1037 1170 1351 1521 2081 2372 First ionization energy, kJ/mol

** Helium cannot be solidified under any conditions of temperature and pressure.

Some properties of Noble Gases

- For many years, these elements were known as the "inert" gases because they were believed to be totally unreactive because of the very stable "octet" valence electron configurations of their atoms.

- Attempts had been made to react xenon with elemental fluorine (the most reactive of the elements), but without success. However, in 1962, Neil Bartlett had observed that the compound PtF6 changed color on exposure to air.

- With D. H. Lohmann, he demonstrated that PtF6 was serving as a very strong oxidizing agent in this reaction and that the color change was due to the formation of a complex, noted the similarity of the ionization energies of xenon (1 169 kJ/mol) and O2 (1 175 kJ/mol) and repeated the experiment, reacting Xe with PtF6.

Chemistry

He observed a color change from the deep red of PtF6 to orange-yellow and reported the product as Xe+{PtF6}- the product of this reaction later proved to be a complex mixture of several xenon compounds.

- Bartlett's original reaction of xenon with PtF6 is now believed to proceed as follows:

Xe + 2PtF6 → XeF+(PtF6)- + PtF5 → XeF+(Pt2F11)-

- These were the first covalently bonded noble gas compounds to be synthesized, and their discovery began the study of the chemistry of the noble gases . In a matter of months, the compounds XeF, and XeF4 had been characterized.

- Other noble gas compounds soon followed 60 types of compounds of noble gas elements are now known, although the number is few in comparison with the other groups. The most known noble gas compounds of xenon and krypton.

- There is evidence for the formation of such radon compounds as RnF2, but the study of radon chemistry is difficult because of the high radioactivity.

- Recently, the first "stable" compound of argon, HArF, has been reported. Transient species containing helium and neon have been observed using mass spectrometry. However, most of the stable noble gas compounds are those of xenon with the highly electronegative elements F, O, and Cl; a few compounds have also been reported with Xe - N, Xe - C, and even Xe - transition metal bonds.

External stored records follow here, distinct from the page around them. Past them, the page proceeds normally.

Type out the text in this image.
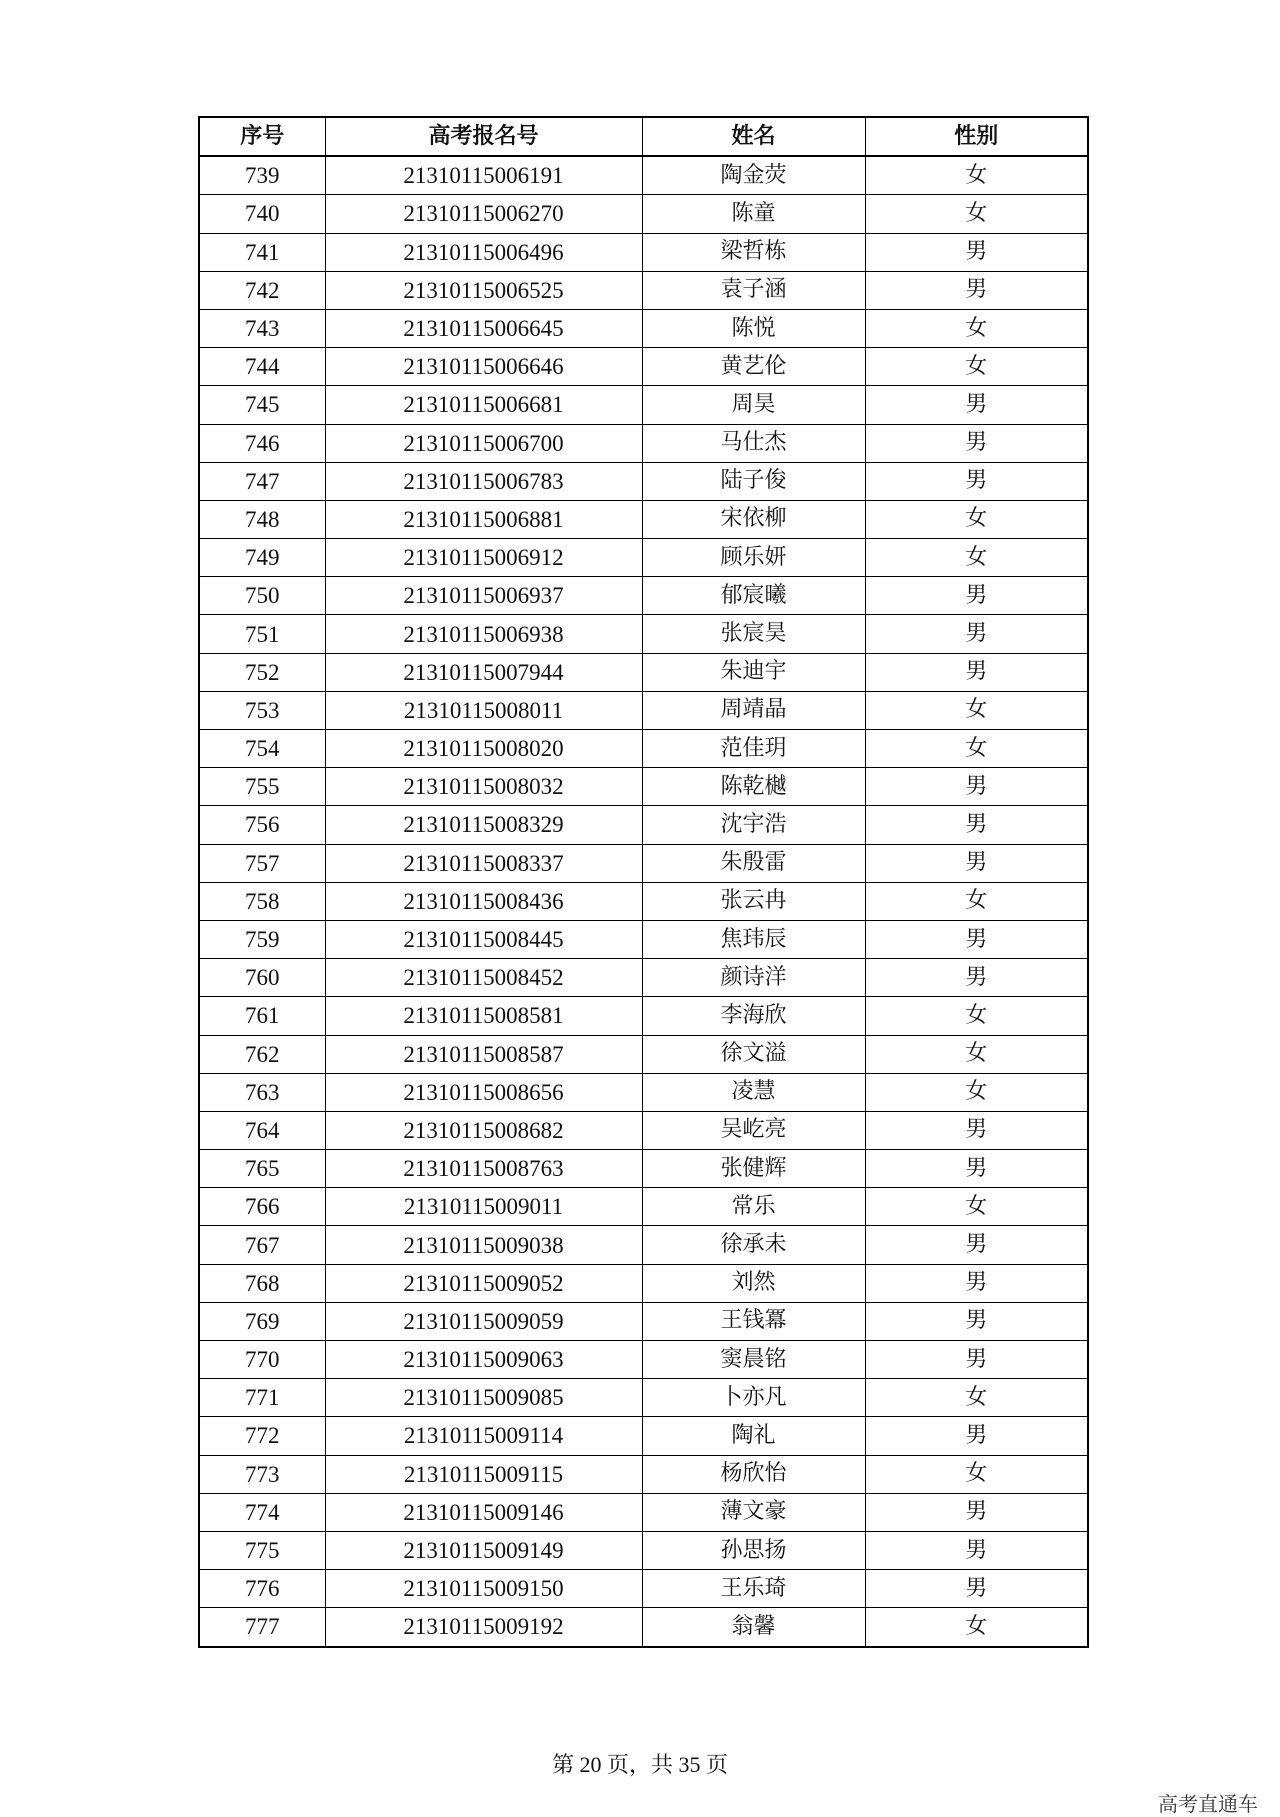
序号	高考报名号	姓名	性别
739	21310115006191	陶金荧	女
740	21310115006270	陈童	女
741	21310115006496	梁哲栋	男
742	21310115006525	袁子涵	男
743	21310115006645	陈悦	女
744	21310115006646	黄艺伦	女
745	21310115006681	周昊	男
746	21310115006700	马仕杰	男
747	21310115006783	陆子俊	男
748	21310115006881	宋依柳	女
749	21310115006912	顾乐妍	女
750	21310115006937	郁宸曦	男
751	21310115006938	张宸昊	男
752	21310115007944	朱迪宇	男
753	21310115008011	周靖晶	女
754	21310115008020	范佳玥	女
755	21310115008032	陈乾樾	男
756	21310115008329	沈宇浩	男
757	21310115008337	朱殷雷	男
758	21310115008436	张云冉	女
759	21310115008445	焦玮辰	男
760	21310115008452	颜诗洋	男
761	21310115008581	李海欣	女
762	21310115008587	徐文溢	女
763	21310115008656	凌慧	女
764	21310115008682	吴屹亮	男
765	21310115008763	张健辉	男
766	21310115009011	常乐	女
767	21310115009038	徐承未	男
768	21310115009052	刘然	男
769	21310115009059	王钱冪	男
770	21310115009063	窦晨铭	男
771	21310115009085	卜亦凡	女
772	21310115009114	陶礼	男
773	21310115009115	杨欣怡	女
774	21310115009146	薄文豪	男
775	21310115009149	孙思扬	男
776	21310115009150	王乐琦	男
777	21310115009192	翁馨	女
第 20 页，共 35 页
高考直通车
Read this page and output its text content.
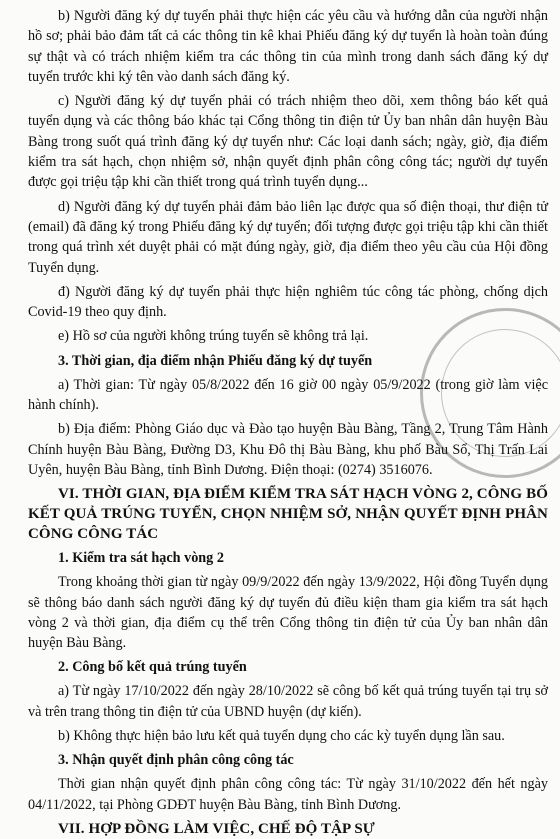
b) Người đăng ký dự tuyển phải thực hiện các yêu cầu và hướng dẫn của người nhận hồ sơ; phải bảo đảm tất cả các thông tin kê khai Phiếu đăng ký dự tuyển là hoàn toàn đúng sự thật và có trách nhiệm kiểm tra các thông tin của mình trong danh sách đăng ký dự tuyển trước khi ký tên vào danh sách đăng ký.

c) Người đăng ký dự tuyển phải có trách nhiệm theo dõi, xem thông báo kết quả tuyển dụng và các thông báo khác tại Cổng thông tin điện tử Ủy ban nhân dân huyện Bàu Bàng trong suốt quá trình đăng ký dự tuyển như: Các loại danh sách; ngày, giờ, địa điểm kiểm tra sát hạch, chọn nhiệm sở, nhận quyết định phân công công tác; người dự tuyển được gọi triệu tập khi cần thiết trong quá trình tuyển dụng...

d) Người đăng ký dự tuyển phải đảm bảo liên lạc được qua số điện thoại, thư điện tử (email) đã đăng ký trong Phiếu đăng ký dự tuyển; đối tượng được gọi triệu tập khi cần thiết trong quá trình xét duyệt phải có mặt đúng ngày, giờ, địa điểm theo yêu cầu của Hội đồng Tuyển dụng.

đ) Người đăng ký dự tuyển phải thực hiện nghiêm túc công tác phòng, chống dịch Covid-19 theo quy định.

e) Hồ sơ của người không trúng tuyển sẽ không trả lại.

3. Thời gian, địa điểm nhận Phiếu đăng ký dự tuyển

a) Thời gian: Từ ngày 05/8/2022 đến 16 giờ 00 ngày 05/9/2022 (trong giờ làm việc hành chính).

b) Địa điểm: Phòng Giáo dục và Đào tạo huyện Bàu Bàng, Tầng 2, Trung Tâm Hành Chính huyện Bàu Bàng, Đường D3, Khu Đô thị Bàu Bàng, khu phố Bàu Sổ, Thị Trấn Lai Uyên, huyện Bàu Bàng, tỉnh Bình Dương. Điện thoại: (0274) 3516076.

VI. THỜI GIAN, ĐỊA ĐIỂM KIỂM TRA SÁT HẠCH VÒNG 2, CÔNG BỐ KẾT QUẢ TRÚNG TUYỂN, CHỌN NHIỆM SỞ, NHẬN QUYẾT ĐỊNH PHÂN CÔNG CÔNG TÁC
1. Kiểm tra sát hạch vòng 2

Trong khoảng thời gian từ ngày 09/9/2022 đến ngày 13/9/2022, Hội đồng Tuyển dụng sẽ thông báo danh sách người đăng ký dự tuyển đủ điều kiện tham gia kiểm tra sát hạch vòng 2 và thời gian, địa điểm cụ thể trên Cổng thông tin điện tử của Ủy ban nhân dân huyện Bàu Bàng.

2. Công bố kết quả trúng tuyển

a) Từ ngày 17/10/2022 đến ngày 28/10/2022 sẽ công bố kết quả trúng tuyển tại trụ sở và trên trang thông tin điện tử của UBND huyện (dự kiến).

b) Không thực hiện bảo lưu kết quả tuyển dụng cho các kỳ tuyển dụng lần sau.

3. Nhận quyết định phân công công tác

Thời gian nhận quyết định phân công công tác: Từ ngày 31/10/2022 đến hết ngày 04/11/2022, tại Phòng GDĐT huyện Bàu Bàng, tỉnh Bình Dương.

VII. HỢP ĐỒNG LÀM VIỆC, CHẾ ĐỘ TẬP SỰ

- Some of the compounds and ions of the noble gases are shown in Table:

- Several of these compounds and ions have interesting structures . For example, structures of the xenon fluorides have been interpreted on the basis of the VSEPR model (Figure).

XeF2 and XeF4 have structures entirely in accord with their VSEPR descriptions: XeF2 is linear (three lone pairs on Xe) and XeF4 is planar (two lone pairs). (see above figures)

- Krypton forms several species with fluorine, like the neutral KrF2. KrF2 exists in two forms in the solid. In the alpha form, shown in Figure. all molecules are parallel to each other, with eight molecules centered at the corners of the unit cell and a ninth centered in the cell.

Structure of XeF2

(Xe =yellow. F= green)

KrF2 (Kr=red, F= green)

(Xe2F11)2(NiF6)

(Xe=yellow, F=green Ni=blue

- Interest in using noble gas compounds as reagents in organic and inorganic synthesis is important because the byproduct of such reactions is often the noble gas itself. The xenon fluorides XeF2, XeF4, and XeF6 have been used as fluorinating agents for both organic and inorganic compounds. For example:

2SF4 + XeF4 → 2SF6 + Xe

- The oxides XeO3 and XeO4 are extremely explosive and must be handled under special care. XeO3 is a powerful oxidizing agent in aqueous solution. - The chemistry of krypton is much more limited, with fewer than a dozen compounds reported to date. The only neutral halide is KrF2. - The radioactivity of radon has made the study of its chemistry difficult; RnF2 and a few other compounds have been observed in few studies.